López Obrador spoke about his ‘Planting Life’ program at the virtual climate change summit Biden staged last week. The idea is to pay farmers to plant 1 billion fruit and timber trees in Mexico. The program has been extended to El Salvador, and López Obrador wants U.S. funding to further extend it to Honduras and Guatemala.
López Obrador believes the program prevents farmers from abandoning their land to come to the United States. He also proposed the U.S. give migrants six-month work visas that lead to citizenship.
“But environmentalists question whether planting big swaths of commercial species – sometimes on land that held native forests – is a good idea,” the Mail reported. “Opinions are mixed in Mexico on whether the program is really working and whether it can offset Mexico’s other policy of encouraging the use of fossil fuels.”
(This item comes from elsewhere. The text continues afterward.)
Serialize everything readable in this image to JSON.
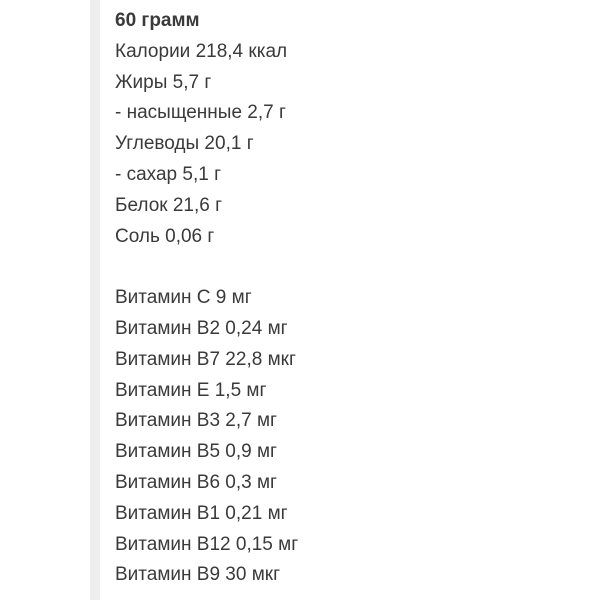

Mexico has planted 700,000 trees and is paying Mexican farmers $225 a month to take care of the saplings.
López Obrador said trees capture carbon, which could help fight so-called climate change.
In fact, according to the National Aeronautics and Space Administration (NASA), plants definitely help cool the planet:
A new study published in the journal Science Advances titled “Biophysical impacts of Earth greening largely controlled by aerodynamic resistance” reports that the entire land surface would have been much warmer without the cooling effect of increased green cover during the recent decades. The study used high-quality satellite data from NASA’s MODIS sensors and NCAR’s state-of-the-art numerical earth system model.
The greening of the lands during the first fifteen years in the 21st century represented an additional heat dissipation (2.97×1021 J) from the surface equivalent to five times the total energy produced and used by humans in 2015 (5.71×1020 J). This greening-induced cooling effect was twenty-five times stronger than the warming effect caused by tropical deforestation.
“In the fight against climate change, plants are the lonely-only defenders. Stopping deforestation and ecologically sensible large-scale tree-planting could be one simple, but not sufficient, defense against climate change.” said the lead author Dr. Chi Chen a former Ph.D. student at Boston University, now a postdoc researcher at DOE’s Lawrence Berkeley National Lab.
Harris said recently that she is going to ask federal agencies, including the Departments of Agriculture and Commerce, to look into the “root causes” of why people want to come to the United States.
“This week I’m bringing together foundation leaders from across our country to really encourage them to do more in terms of the civil society piece of this, which will be about both growing the work that they’ve already done historically, but also engaging civil society in the region in the Northern Triangle” Harris said.